At two-year follow-up, individuals assigned to receive this peer-led lifestyle intervention had significant improvements in cardiometabolic, clinical, and behavioral risk factors for diabetes relative to a control group. Current efforts are now focusing on scaling up this program to a wider population in India.
Similarly, recent evidence from Shanghai, China, this time with people already diagnosed with diabetes, has shown that peer support groups can be effective in helping people control their hemoglobin A1c levels ---an important marker of people's average blood sugar levels over several months. This program is now being expanded, and shows that community-based, as well as clinical-based, peer support can be a valuable approach for diabetes management.
One approach that you recommend involves citizen science -- can you describe that?
Community-engaged citizen science approaches can provide a systematic yet practical method for fully engaging community members in the research endeavor in ways that can build their individual and collective skills and feelings of competence. These skill sets and knowledge can in turn provide the catalyst for actually changing things for the better in their own neighborhoods and communities.
The example of the citizen science approach that I described in my commentary, called Our Voice, is an evidence-supported example that is now being implemented in over 20 countries, typically in underresourced communities. It can be used to address a variety of challenges, such as making a community friendly for older adults.

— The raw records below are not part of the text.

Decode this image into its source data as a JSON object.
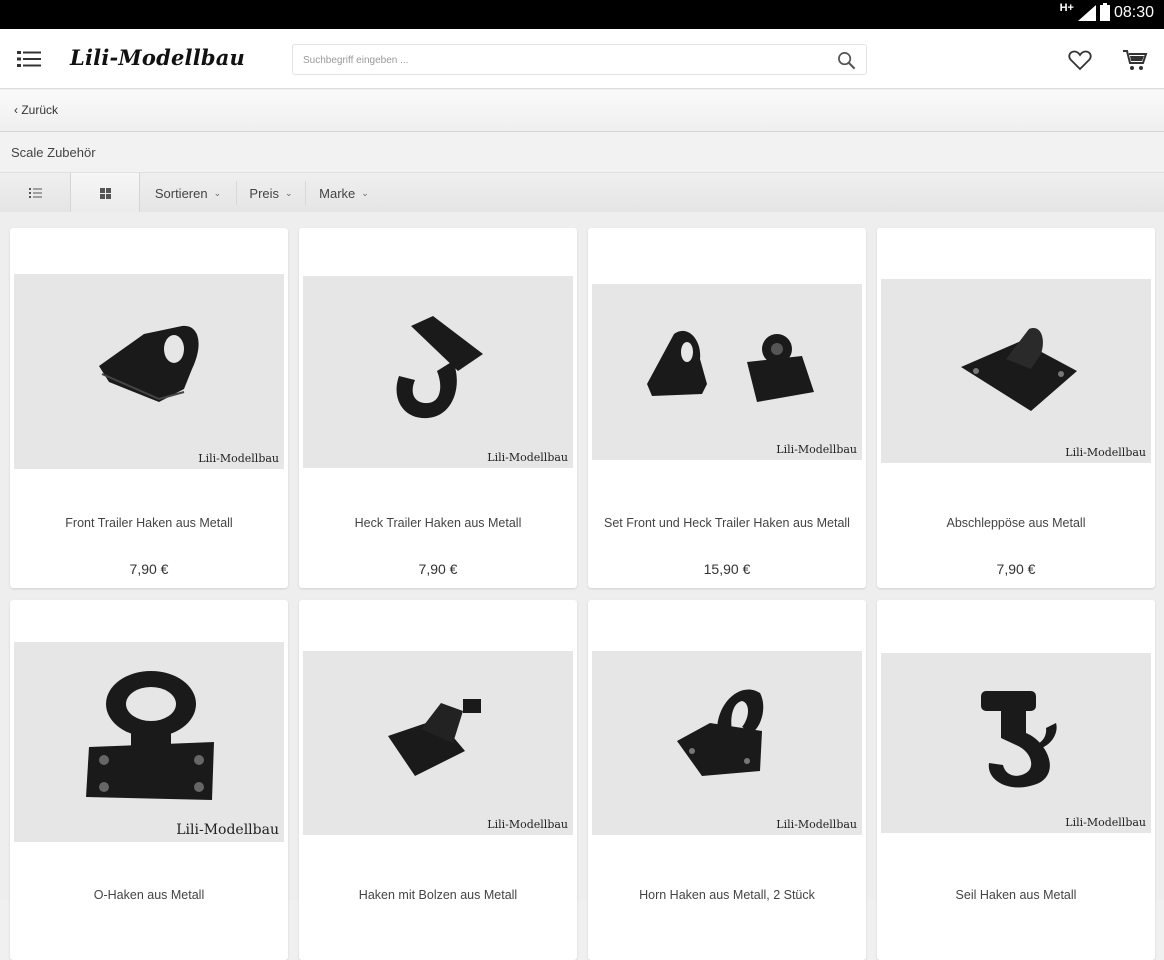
{
  "status": {
    "network": "H+",
    "time": "08:30"
  },
  "header": {
    "logo": "Lili-Modellbau",
    "search_placeholder": "Suchbegriff eingeben ..."
  },
  "back_label": "Zurück",
  "category": {
    "title": "Scale Zubehör",
    "sort_label": "Sortieren",
    "price_label": "Preis",
    "brand_label": "Marke"
  },
  "products": [
    {
      "title": "Front Trailer Haken aus Metall",
      "price": "7,90 €",
      "watermark": "Lili-Modellbau"
    },
    {
      "title": "Heck Trailer Haken aus Metall",
      "price": "7,90 €",
      "watermark": "Lili-Modellbau"
    },
    {
      "title": "Set Front und Heck Trailer Haken aus Metall",
      "price": "15,90 €",
      "watermark": "Lili-Modellbau"
    },
    {
      "title": "Abschleppöse aus Metall",
      "price": "7,90 €",
      "watermark": "Lili-Modellbau"
    },
    {
      "title": "O-Haken aus Metall",
      "watermark": "Lili-Modellbau"
    },
    {
      "title": "Haken mit Bolzen aus Metall",
      "watermark": "Lili-Modellbau"
    },
    {
      "title": "Horn Haken aus Metall, 2 Stück",
      "watermark": "Lili-Modellbau"
    },
    {
      "title": "Seil Haken aus Metall",
      "watermark": "Lili-Modellbau"
    }
  ]
}
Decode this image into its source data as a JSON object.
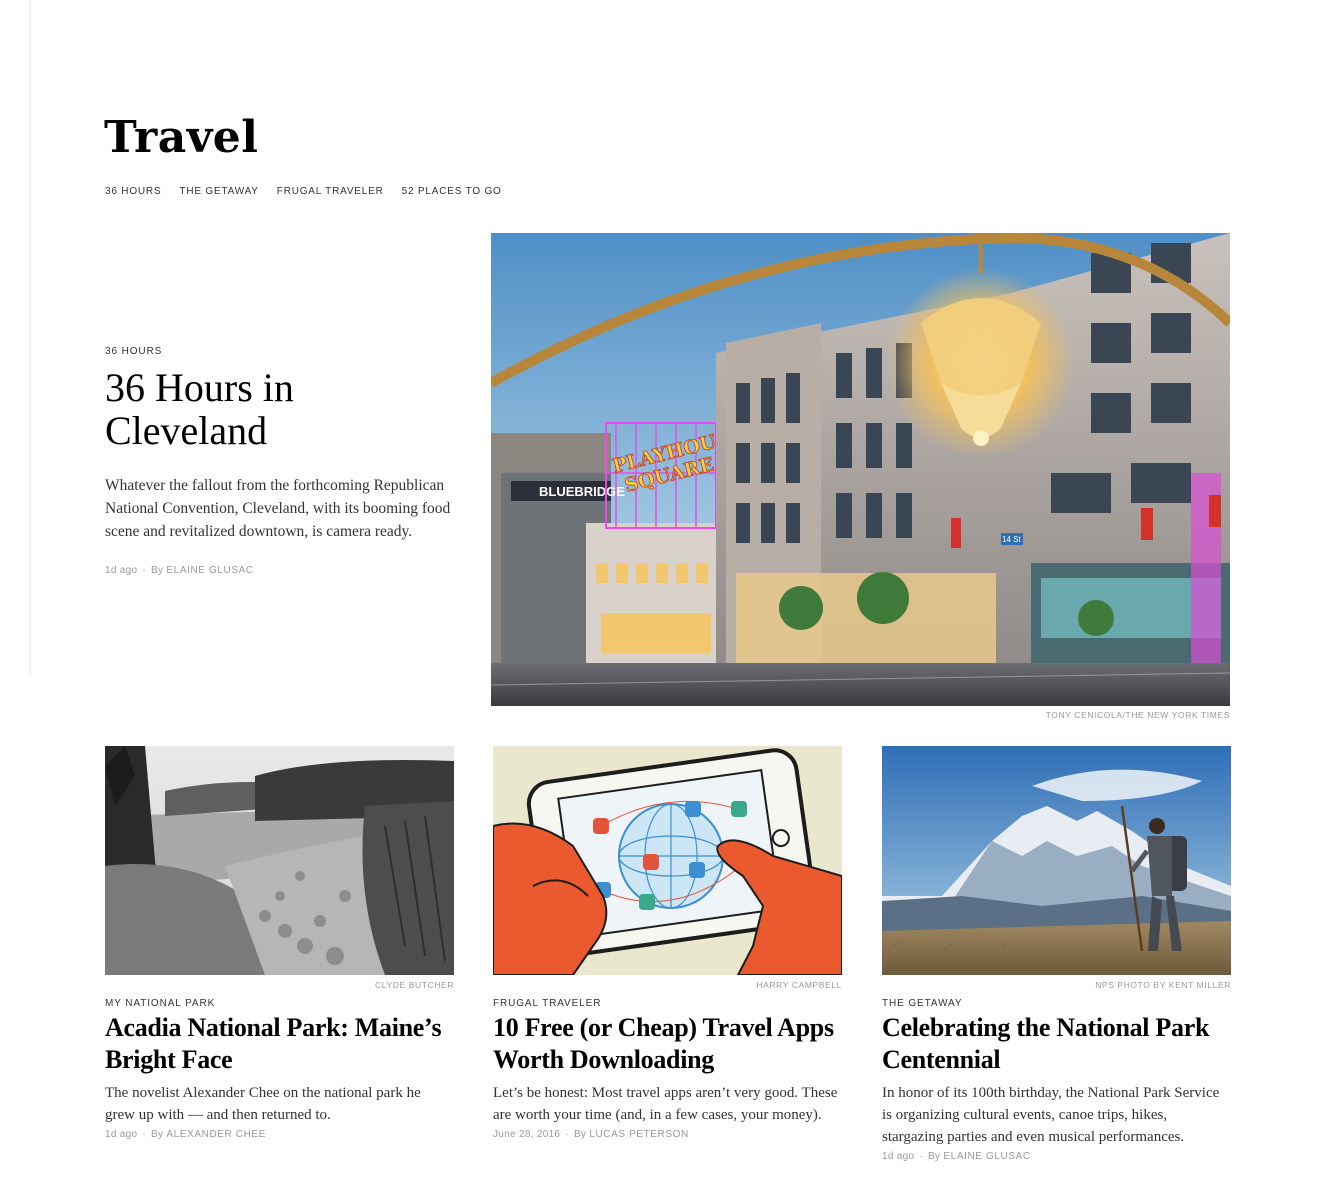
{
  "section": {
    "title": "Travel"
  },
  "subnav": [
    "36 HOURS",
    "THE GETAWAY",
    "FRUGAL TRAVELER",
    "52 PLACES TO GO"
  ],
  "lead": {
    "kicker": "36 HOURS",
    "headline": "36 Hours in Cleveland",
    "summary": "Whatever the fallout from the forthcoming Republican National Convention, Cleveland, with its booming food scene and revitalized downtown, is camera ready.",
    "time": "1d ago",
    "by": "By",
    "author": "ELAINE GLUSAC",
    "credit": "TONY CENICOLA/THE NEW YORK TIMES",
    "sign_bluebridge": "BLUEBRIDGE",
    "sign_playhouse_1": "PLAYHOUSE",
    "sign_playhouse_2": "SQUARE",
    "sign_street": "14 St"
  },
  "cards": [
    {
      "credit": "CLYDE BUTCHER",
      "kicker": "MY NATIONAL PARK",
      "headline": "Acadia National Park: Maine’s Bright Face",
      "summary": "The novelist Alexander Chee on the national park he grew up with — and then returned to.",
      "time": "1d ago",
      "by": "By",
      "author": "ALEXANDER CHEE"
    },
    {
      "credit": "HARRY CAMPBELL",
      "kicker": "FRUGAL TRAVELER",
      "headline": "10 Free (or Cheap) Travel Apps Worth Downloading",
      "summary": "Let’s be honest: Most travel apps aren’t very good. These are worth your time (and, in a few cases, your money).",
      "time": "June 28, 2016",
      "by": "By",
      "author": "LUCAS PETERSON"
    },
    {
      "credit": "NPS PHOTO BY KENT MILLER",
      "kicker": "THE GETAWAY",
      "headline": "Celebrating the National Park Centennial",
      "summary": "In honor of its 100th birthday, the National Park Service is organizing cultural events, canoe trips, hikes, stargazing parties and even musical performances.",
      "time": "1d ago",
      "by": "By",
      "author": "ELAINE GLUSAC"
    }
  ],
  "colors": {
    "text": "#121212",
    "muted": "#999999",
    "body": "#333333"
  }
}
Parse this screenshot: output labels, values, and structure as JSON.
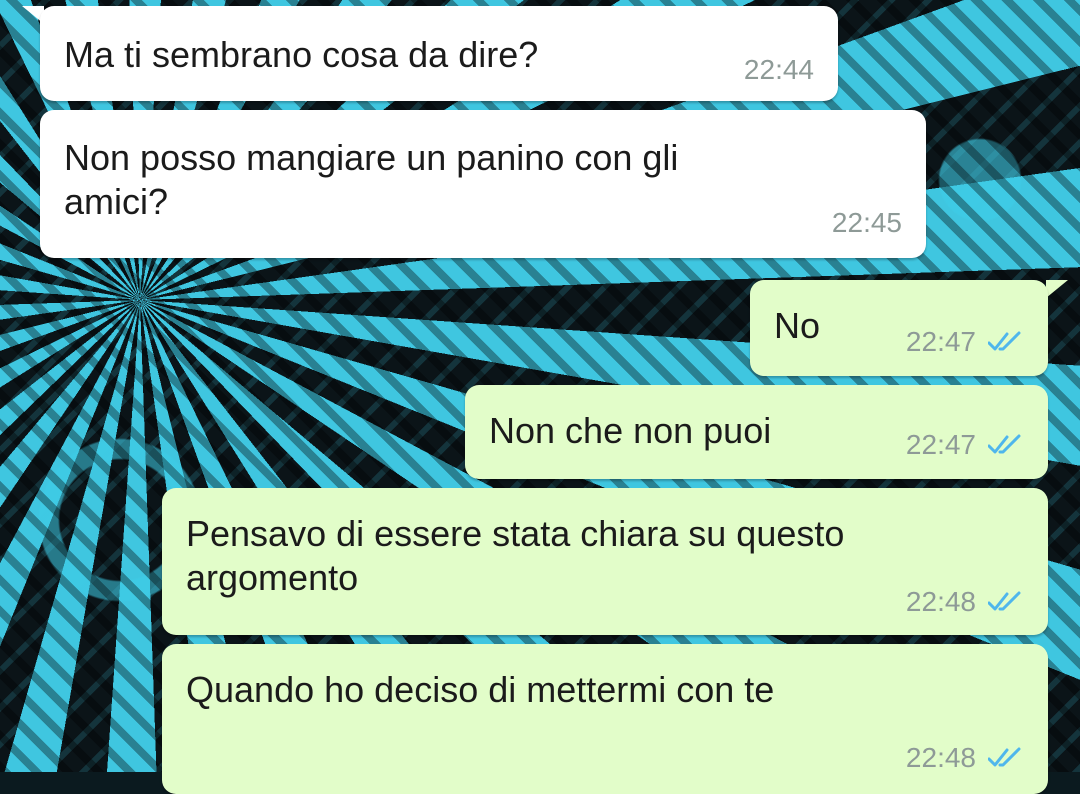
{
  "messages": [
    {
      "direction": "incoming",
      "text": "Ma ti sembrano cosa da dire?",
      "time": "22:44"
    },
    {
      "direction": "incoming",
      "text": "Non posso mangiare un panino con gli\namici?",
      "time": "22:45"
    },
    {
      "direction": "outgoing",
      "text": "No",
      "time": "22:47",
      "status": "read"
    },
    {
      "direction": "outgoing",
      "text": "Non che non puoi",
      "time": "22:47",
      "status": "read"
    },
    {
      "direction": "outgoing",
      "text": "Pensavo di essere stata chiara su questo\nargomento",
      "time": "22:48",
      "status": "read"
    },
    {
      "direction": "outgoing",
      "text": "Quando ho deciso di mettermi con te",
      "time": "22:48",
      "status": "read"
    }
  ],
  "colors": {
    "incoming_bubble": "#ffffff",
    "outgoing_bubble": "#e2fdc9",
    "read_ticks": "#4fb6ec",
    "timestamp": "#8e9a97",
    "wallpaper_accent": "#3fc6e0"
  },
  "icons": {
    "read_status": "double-check-icon"
  }
}
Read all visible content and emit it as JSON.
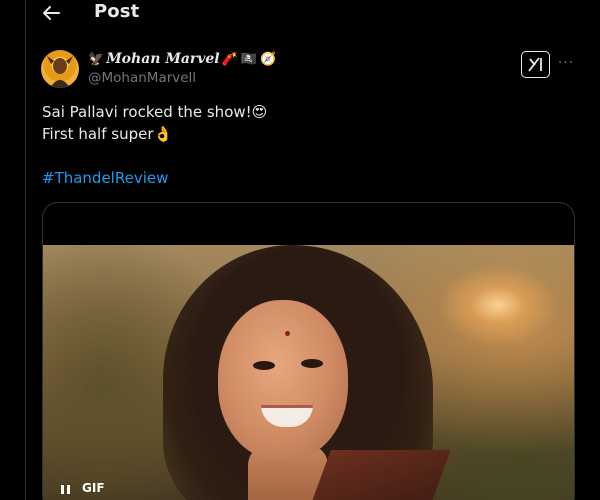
{
  "header": {
    "title": "Post",
    "back_icon": "arrow-left-icon"
  },
  "author": {
    "display_name": "Mohan Marvel",
    "handle": "@MohanMarvell",
    "name_emojis_before": [
      "🦅"
    ],
    "name_emojis_after": [
      "🧨",
      "🏴‍☠️",
      "🧭"
    ]
  },
  "actions": {
    "grok_icon": "grok-icon",
    "more_label": "···"
  },
  "tweet": {
    "lines": [
      "Sai Pallavi rocked the show!😍",
      "First half super👌"
    ],
    "hashtag": "#ThandelReview"
  },
  "media": {
    "type": "gif",
    "badge": "GIF",
    "playback": "playing"
  },
  "colors": {
    "background": "#000000",
    "text": "#e7e9ea",
    "muted": "#71767b",
    "link": "#1d9bf0",
    "border": "#2f3336"
  }
}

The Our Voice process has shown how providing community members with simple yet effective tools for capturing aspects of their local environments that either help or hinder their health and then teaching them how to communicate their findings in compelling ways, can lead to meaningful local changes.
These local changes (e.g., improving local infrastructures for walking; increasing access to healthy foods; facilitating social connectivity and support through making places and programs more accessible) can positively impact their own community engagement and health as well as the health and well-being of their neighbors.